Motu Proprio Released

This morning's Bollettino of the Holy See Press Office contains the text of the motu proprio of Benedict XVI restoring the traditional form of...

...papal elections.

As it wasn't what they were looking for, many will likely stop reading at that. But for the still-intrigued, B16 has legislated a return to the traditional practice that the required supermajority for the election of a new Pope be always and everywhere two-thirds.

Backstory: in Universi Dominici Gregis -- his 1996 document on norms for a conclave -- John Paul II decreed that, should no winner arise after 30 ballots (or 32, if the electors decide to enter the conclave on the morning of its opening day), the cardinal-electors may exercise the prerogative of choosing the Roman pontiff by an absolute majority.

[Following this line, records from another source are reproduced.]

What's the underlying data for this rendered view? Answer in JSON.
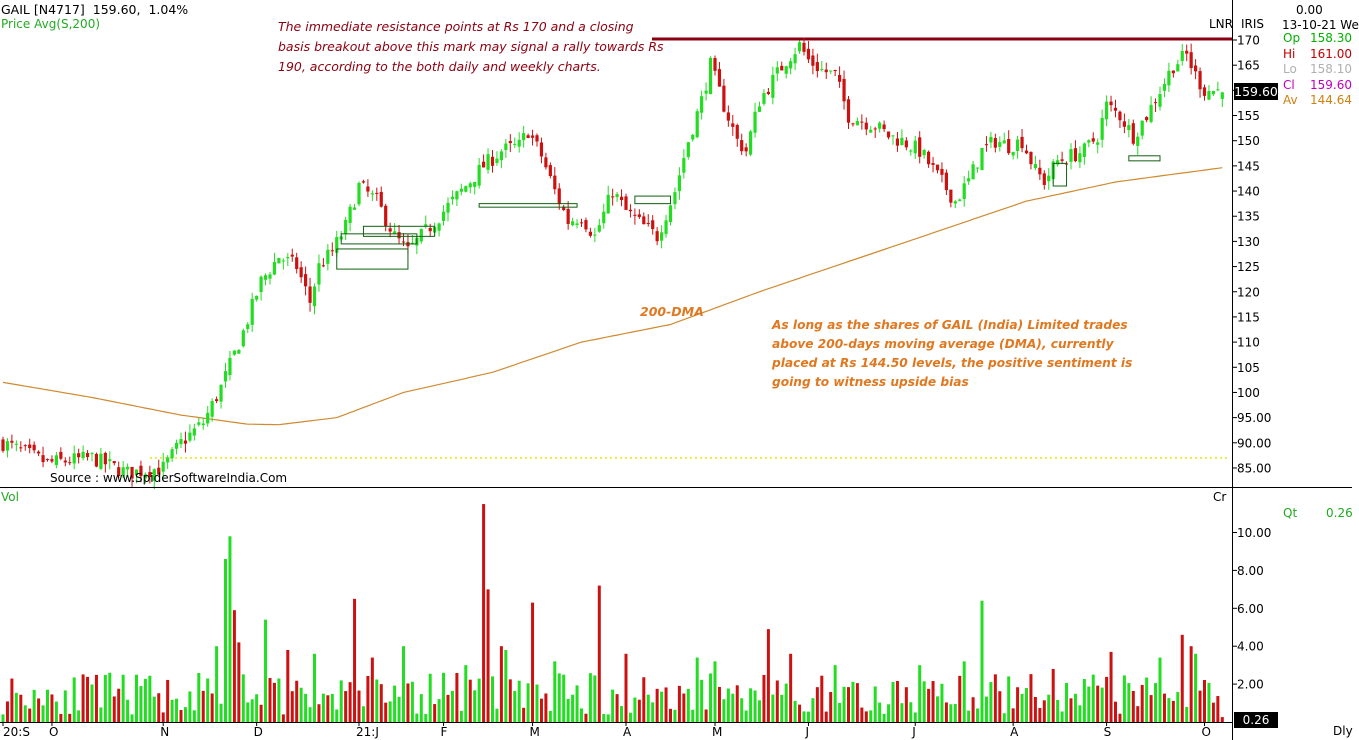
{
  "header": {
    "symbol": "GAIL [N4717]",
    "price": "159.60,",
    "change": "1.04%",
    "indicator": "Price  Avg(S,200)"
  },
  "top_right": {
    "lnr": "LNR",
    "iris": "IRIS",
    "value": "0.00",
    "date": "13-10-21 We"
  },
  "ohlc": [
    {
      "label": "Op",
      "value": "158.30",
      "color": "#00b000"
    },
    {
      "label": "Hi",
      "value": "161.00",
      "color": "#c00000"
    },
    {
      "label": "Lo",
      "value": "158.10",
      "color": "#b0b0b0"
    },
    {
      "label": "Cl",
      "value": "159.60",
      "color": "#c000c0"
    },
    {
      "label": "Av",
      "value": "144.64",
      "color": "#d08010"
    }
  ],
  "price_tag": "159.60",
  "volume": {
    "label": "Vol",
    "unit": "Cr",
    "qt_label": "Qt",
    "qt_value": "0.26",
    "tag": "0.26"
  },
  "footer": {
    "source": "Source : www.SpiderSoftwareIndia.Com",
    "period": "Dly"
  },
  "annotations": {
    "resistance": "The immediate resistance points at Rs 170 and a closing basis breakout above this mark may signal a rally towards Rs 190, according to the both daily and weekly charts.",
    "dma_label": "200-DMA",
    "dma_note": "As long as the shares of GAIL (India) Limited  trades above 200-days moving average (DMA), currently placed at Rs 144.50 levels, the positive sentiment is going to witness upside bias"
  },
  "colors": {
    "up": "#22dd22",
    "down": "#cc1111",
    "ma": "#d08a30",
    "resistance": "#8b0010",
    "support_dotted": "#e8e800",
    "annotation_red": "#8b0010",
    "annotation_orange": "#e07820"
  },
  "chart_data": [
    {
      "type": "candlestick",
      "title": "GAIL [N4717]",
      "ylim": [
        81,
        173
      ],
      "y_ticks": [
        85,
        90,
        95,
        100,
        105,
        110,
        115,
        120,
        125,
        130,
        135,
        140,
        145,
        150,
        155,
        160,
        165,
        170
      ],
      "y_tick_labels": [
        "85.00",
        "90.00",
        "95.00",
        "100",
        "105",
        "110",
        "115",
        "120",
        "125",
        "130",
        "135",
        "140",
        "145",
        "150",
        "155",
        "160",
        "165",
        "170"
      ],
      "x_tick_labels": [
        "20:S",
        "O",
        "N",
        "D",
        "21:J",
        "F",
        "M",
        "A",
        "M",
        "J",
        "J",
        "A",
        "S",
        "O"
      ],
      "x_tick_bar_index": [
        0,
        11,
        36,
        57,
        80,
        99,
        119,
        140,
        160,
        181,
        205,
        227,
        248,
        270
      ],
      "anchors_close": [
        [
          0,
          90
        ],
        [
          5,
          88
        ],
        [
          10,
          86
        ],
        [
          20,
          87
        ],
        [
          28,
          84
        ],
        [
          36,
          85
        ],
        [
          40,
          90
        ],
        [
          45,
          94
        ],
        [
          49,
          101
        ],
        [
          54,
          112
        ],
        [
          58,
          122
        ],
        [
          62,
          127
        ],
        [
          66,
          125
        ],
        [
          69,
          118
        ],
        [
          71,
          125
        ],
        [
          74,
          128
        ],
        [
          77,
          133
        ],
        [
          80,
          141
        ],
        [
          84,
          138
        ],
        [
          88,
          131
        ],
        [
          91,
          128
        ],
        [
          95,
          132
        ],
        [
          99,
          136
        ],
        [
          104,
          141
        ],
        [
          108,
          145
        ],
        [
          112,
          148
        ],
        [
          116,
          149
        ],
        [
          118,
          152
        ],
        [
          121,
          147
        ],
        [
          124,
          140
        ],
        [
          127,
          134
        ],
        [
          130,
          135
        ],
        [
          133,
          131
        ],
        [
          137,
          140
        ],
        [
          140,
          136
        ],
        [
          144,
          133
        ],
        [
          147,
          131
        ],
        [
          151,
          140
        ],
        [
          154,
          150
        ],
        [
          157,
          158
        ],
        [
          159,
          165
        ],
        [
          162,
          157
        ],
        [
          165,
          150
        ],
        [
          167,
          148
        ],
        [
          170,
          158
        ],
        [
          173,
          162
        ],
        [
          176,
          166
        ],
        [
          179,
          169
        ],
        [
          181,
          166
        ],
        [
          184,
          164
        ],
        [
          187,
          163
        ],
        [
          190,
          155
        ],
        [
          193,
          154
        ],
        [
          196,
          153
        ],
        [
          199,
          151
        ],
        [
          202,
          150
        ],
        [
          206,
          148
        ],
        [
          210,
          143
        ],
        [
          214,
          138
        ],
        [
          217,
          142
        ],
        [
          220,
          148
        ],
        [
          223,
          150
        ],
        [
          226,
          149
        ],
        [
          229,
          150
        ],
        [
          232,
          144
        ],
        [
          234,
          142
        ],
        [
          237,
          146
        ],
        [
          240,
          147
        ],
        [
          243,
          148
        ],
        [
          246,
          151
        ],
        [
          248,
          157
        ],
        [
          251,
          155
        ],
        [
          254,
          151
        ],
        [
          257,
          155
        ],
        [
          260,
          160
        ],
        [
          263,
          165
        ],
        [
          266,
          167
        ],
        [
          268,
          163
        ],
        [
          270,
          160
        ],
        [
          273,
          160
        ],
        [
          274,
          159.6
        ]
      ],
      "ma200_anchors": [
        [
          0,
          102
        ],
        [
          20,
          99
        ],
        [
          40,
          95.5
        ],
        [
          55,
          93.7
        ],
        [
          62,
          93.6
        ],
        [
          75,
          95
        ],
        [
          90,
          100
        ],
        [
          110,
          104
        ],
        [
          130,
          110
        ],
        [
          150,
          113.5
        ],
        [
          170,
          120
        ],
        [
          190,
          126
        ],
        [
          210,
          132
        ],
        [
          230,
          138
        ],
        [
          250,
          141.8
        ],
        [
          274,
          144.64
        ]
      ],
      "resistance_level": 170,
      "support_level": 87,
      "last_close": 159.6,
      "last": {
        "open": 158.3,
        "high": 161.0,
        "low": 158.1,
        "close": 159.6,
        "avg": 144.64
      }
    },
    {
      "type": "bar",
      "title": "Vol",
      "ylim": [
        0,
        12
      ],
      "y_ticks": [
        2,
        4,
        6,
        8,
        10
      ],
      "y_tick_labels": [
        "2.00",
        "4.00",
        "6.00",
        "8.00",
        "10.00"
      ],
      "spikes": [
        [
          48,
          4.0
        ],
        [
          50,
          8.6
        ],
        [
          51,
          9.8
        ],
        [
          52,
          5.9
        ],
        [
          53,
          4.2
        ],
        [
          59,
          5.4
        ],
        [
          64,
          3.8
        ],
        [
          70,
          3.6
        ],
        [
          79,
          6.5
        ],
        [
          83,
          3.4
        ],
        [
          90,
          4.0
        ],
        [
          104,
          3.0
        ],
        [
          108,
          11.5
        ],
        [
          109,
          7.0
        ],
        [
          112,
          4.0
        ],
        [
          113,
          3.8
        ],
        [
          119,
          6.3
        ],
        [
          124,
          3.2
        ],
        [
          134,
          7.2
        ],
        [
          140,
          3.6
        ],
        [
          156,
          3.4
        ],
        [
          160,
          3.2
        ],
        [
          172,
          4.9
        ],
        [
          177,
          3.6
        ],
        [
          187,
          3.0
        ],
        [
          206,
          3.0
        ],
        [
          216,
          3.2
        ],
        [
          220,
          6.4
        ],
        [
          236,
          2.8
        ],
        [
          245,
          2.5
        ],
        [
          249,
          3.7
        ],
        [
          260,
          3.4
        ],
        [
          265,
          4.6
        ],
        [
          267,
          4.0
        ],
        [
          268,
          3.6
        ]
      ],
      "last_volume": 0.26
    }
  ]
}
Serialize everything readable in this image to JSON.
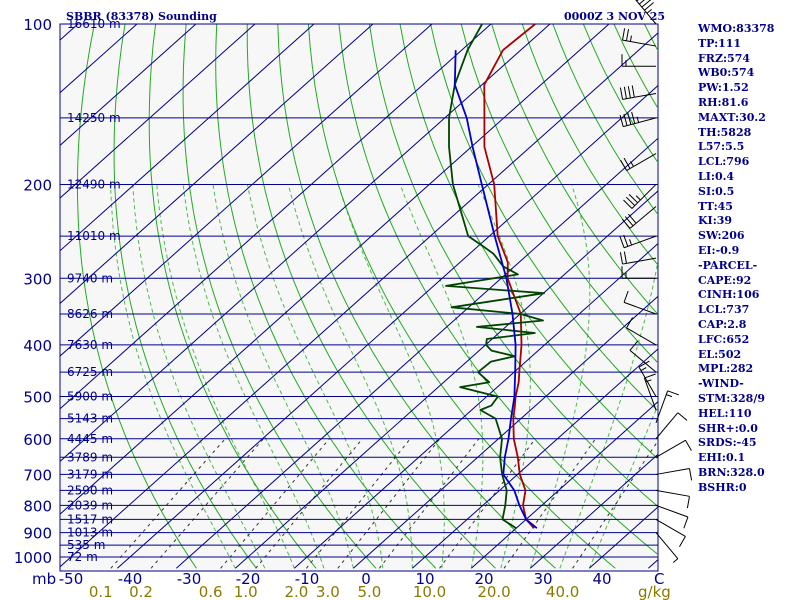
{
  "header": {
    "station_title": "SBBR (83378) Sounding",
    "time_label": "0000Z  3 NOV 25"
  },
  "colors": {
    "frame": "#00008b",
    "isotherm": "#00008b",
    "dry_adiabat": "#22aa22",
    "moist_adiabat": "#22aa22",
    "mixing_ratio": "#333333",
    "temperature": "#aa0000",
    "dewpoint": "#004400",
    "parcel": "#0000cc",
    "wind": "#000000"
  },
  "indices": [
    "WMO:83378",
    "TP:111",
    "FRZ:574",
    "WB0:574",
    "PW:1.52",
    "RH:81.6",
    "MAXT:30.2",
    "TH:5828",
    "L57:5.5",
    "LCL:796",
    "LI:0.4",
    "SI:0.5",
    "TT:45",
    "KI:39",
    "SW:206",
    "EI:-0.9",
    "-PARCEL-",
    "CAPE:92",
    "CINH:106",
    "LCL:737",
    "CAP:2.8",
    "LFC:652",
    "EL:502",
    "MPL:282",
    "-WIND-",
    "STM:328/9",
    "HEL:110",
    "SHR+:0.0",
    "SRDS:-45",
    "EHI:0.1",
    "BRN:328.0",
    "BSHR:0"
  ],
  "chart_data": {
    "type": "skew-t",
    "ylabel": "mb",
    "xlabel": "C",
    "mixing_ratio_unit": "g/kg",
    "pressure_ticks": [
      {
        "p": 100,
        "label": "100"
      },
      {
        "p": 200,
        "label": "200"
      },
      {
        "p": 300,
        "label": "300"
      },
      {
        "p": 400,
        "label": "400"
      },
      {
        "p": 500,
        "label": "500"
      },
      {
        "p": 600,
        "label": "600"
      },
      {
        "p": 700,
        "label": "700"
      },
      {
        "p": 800,
        "label": "800"
      },
      {
        "p": 900,
        "label": "900"
      },
      {
        "p": 1000,
        "label": "1000"
      }
    ],
    "height_levels": [
      {
        "p": 100,
        "label": "16610 m"
      },
      {
        "p": 150,
        "label": "14250 m"
      },
      {
        "p": 200,
        "label": "12490 m"
      },
      {
        "p": 250,
        "label": "11010 m"
      },
      {
        "p": 300,
        "label": "9740 m"
      },
      {
        "p": 350,
        "label": "8626 m"
      },
      {
        "p": 400,
        "label": "7630 m"
      },
      {
        "p": 450,
        "label": "6725 m"
      },
      {
        "p": 500,
        "label": "5900 m"
      },
      {
        "p": 550,
        "label": "5143 m"
      },
      {
        "p": 600,
        "label": "4445 m"
      },
      {
        "p": 650,
        "label": "3789 m"
      },
      {
        "p": 700,
        "label": "3179 m"
      },
      {
        "p": 750,
        "label": "2590 m"
      },
      {
        "p": 800,
        "label": "2039 m"
      },
      {
        "p": 850,
        "label": "1517 m"
      },
      {
        "p": 900,
        "label": "1013 m"
      },
      {
        "p": 950,
        "label": "535 m"
      },
      {
        "p": 1000,
        "label": "72 m"
      }
    ],
    "temperature_ticks": [
      "-50",
      "-40",
      "-30",
      "-20",
      "-10",
      "0",
      "10",
      "20",
      "30",
      "40"
    ],
    "temperature_values": [
      -50,
      -40,
      -30,
      -20,
      -10,
      0,
      10,
      20,
      30,
      40
    ],
    "mixing_ratio_ticks": [
      "0.1",
      "0.2",
      "0.6",
      "1.0",
      "2.0",
      "3.0",
      "5.0",
      "10.0",
      "20.0",
      "40.0"
    ],
    "mixing_ratio_values": [
      0.1,
      0.2,
      0.6,
      1.0,
      2.0,
      3.0,
      5.0,
      10.0,
      20.0,
      40.0
    ],
    "xlim": [
      -50,
      50
    ],
    "ylim": [
      1050,
      100
    ],
    "series": [
      {
        "key": "temperature",
        "points": [
          [
            883,
            23.0
          ],
          [
            850,
            20.0
          ],
          [
            800,
            16.8
          ],
          [
            750,
            14.4
          ],
          [
            700,
            10.4
          ],
          [
            650,
            6.8
          ],
          [
            600,
            2.6
          ],
          [
            550,
            -1.3
          ],
          [
            520,
            -3.5
          ],
          [
            500,
            -5.1
          ],
          [
            470,
            -7.3
          ],
          [
            450,
            -9.1
          ],
          [
            400,
            -13.9
          ],
          [
            350,
            -19.9
          ],
          [
            300,
            -28.9
          ],
          [
            280,
            -31.9
          ],
          [
            250,
            -38.6
          ],
          [
            200,
            -49.0
          ],
          [
            170,
            -57.8
          ],
          [
            150,
            -63.3
          ],
          [
            130,
            -69.6
          ],
          [
            112,
            -73.0
          ],
          [
            100,
            -72.5
          ]
        ]
      },
      {
        "key": "dewpoint",
        "points": [
          [
            883,
            20.0
          ],
          [
            850,
            16.0
          ],
          [
            800,
            13.8
          ],
          [
            750,
            11.2
          ],
          [
            700,
            7.4
          ],
          [
            650,
            3.8
          ],
          [
            600,
            0.6
          ],
          [
            550,
            -4.3
          ],
          [
            530,
            -8.5
          ],
          [
            520,
            -7.5
          ],
          [
            500,
            -8.1
          ],
          [
            480,
            -16.3
          ],
          [
            470,
            -12.3
          ],
          [
            450,
            -16.1
          ],
          [
            430,
            -15.9
          ],
          [
            420,
            -12.9
          ],
          [
            410,
            -17.9
          ],
          [
            400,
            -19.9
          ],
          [
            390,
            -20.9
          ],
          [
            380,
            -13.9
          ],
          [
            370,
            -24.9
          ],
          [
            360,
            -14.9
          ],
          [
            350,
            -19.9
          ],
          [
            340,
            -32.9
          ],
          [
            320,
            -19.9
          ],
          [
            310,
            -37.9
          ],
          [
            295,
            -27.9
          ],
          [
            285,
            -31.9
          ],
          [
            270,
            -35.9
          ],
          [
            260,
            -39.6
          ],
          [
            250,
            -43.6
          ],
          [
            200,
            -56.0
          ],
          [
            170,
            -63.8
          ],
          [
            150,
            -69.3
          ],
          [
            130,
            -74.6
          ],
          [
            112,
            -79.0
          ],
          [
            100,
            -81.5
          ]
        ]
      },
      {
        "key": "parcel",
        "points": [
          [
            883,
            23.5
          ],
          [
            850,
            20.0
          ],
          [
            800,
            16.2
          ],
          [
            750,
            12.5
          ],
          [
            700,
            7.6
          ],
          [
            650,
            4.6
          ],
          [
            600,
            1.7
          ],
          [
            550,
            -1.7
          ],
          [
            500,
            -5.3
          ],
          [
            450,
            -9.8
          ],
          [
            400,
            -14.9
          ],
          [
            350,
            -21.3
          ],
          [
            300,
            -29.1
          ],
          [
            250,
            -39.1
          ],
          [
            200,
            -51.1
          ],
          [
            170,
            -59.8
          ],
          [
            150,
            -66.3
          ],
          [
            130,
            -74.6
          ],
          [
            112,
            -81.0
          ]
        ]
      }
    ],
    "wind_barbs": [
      {
        "p": 100,
        "dir": 320,
        "spd": 55
      },
      {
        "p": 110,
        "dir": 280,
        "spd": 25
      },
      {
        "p": 120,
        "dir": 270,
        "spd": 15
      },
      {
        "p": 135,
        "dir": 260,
        "spd": 40
      },
      {
        "p": 150,
        "dir": 255,
        "spd": 45
      },
      {
        "p": 175,
        "dir": 240,
        "spd": 25
      },
      {
        "p": 200,
        "dir": 225,
        "spd": 35
      },
      {
        "p": 220,
        "dir": 230,
        "spd": 30
      },
      {
        "p": 250,
        "dir": 250,
        "spd": 25
      },
      {
        "p": 275,
        "dir": 260,
        "spd": 20
      },
      {
        "p": 300,
        "dir": 270,
        "spd": 15
      },
      {
        "p": 350,
        "dir": 290,
        "spd": 10
      },
      {
        "p": 400,
        "dir": 300,
        "spd": 10
      },
      {
        "p": 450,
        "dir": 310,
        "spd": 10
      },
      {
        "p": 500,
        "dir": 330,
        "spd": 15
      },
      {
        "p": 530,
        "dir": 340,
        "spd": 15
      },
      {
        "p": 560,
        "dir": 20,
        "spd": 15
      },
      {
        "p": 600,
        "dir": 40,
        "spd": 10
      },
      {
        "p": 650,
        "dir": 60,
        "spd": 10
      },
      {
        "p": 700,
        "dir": 80,
        "spd": 10
      },
      {
        "p": 750,
        "dir": 100,
        "spd": 10
      },
      {
        "p": 800,
        "dir": 110,
        "spd": 10
      },
      {
        "p": 850,
        "dir": 120,
        "spd": 10
      },
      {
        "p": 900,
        "dir": 140,
        "spd": 5
      }
    ]
  }
}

Citing many appeals to John Paul asking for the provision's reversal, in this morning's text, signed 11 June, Benedict abrogated it, restoring the mandatory two-thirds margin in all cases, but with a caveat: after the aforementioned 30 (or 32) ballots, the two highest vote-getters on the preceding canvass face only each other in a runoff. 

The deadlock-breaking strategy -- which John Paul permitted as an option in his 1996 norms, but made mandatory today should the moment arise -- creates the scenario of a final scrutiny in which the candidates themselves are deprived of "active voice" and, ergo, may not vote; in prior conclave norms, the required count was two-thirds plus one, so a Pope-elect's theoretical choice (i.e. of himself) wouldn't count toward getting him over the top.

As anything even tangentially related to papal death gets tongues wagging and wags buzzing, here goes a day of frenzy.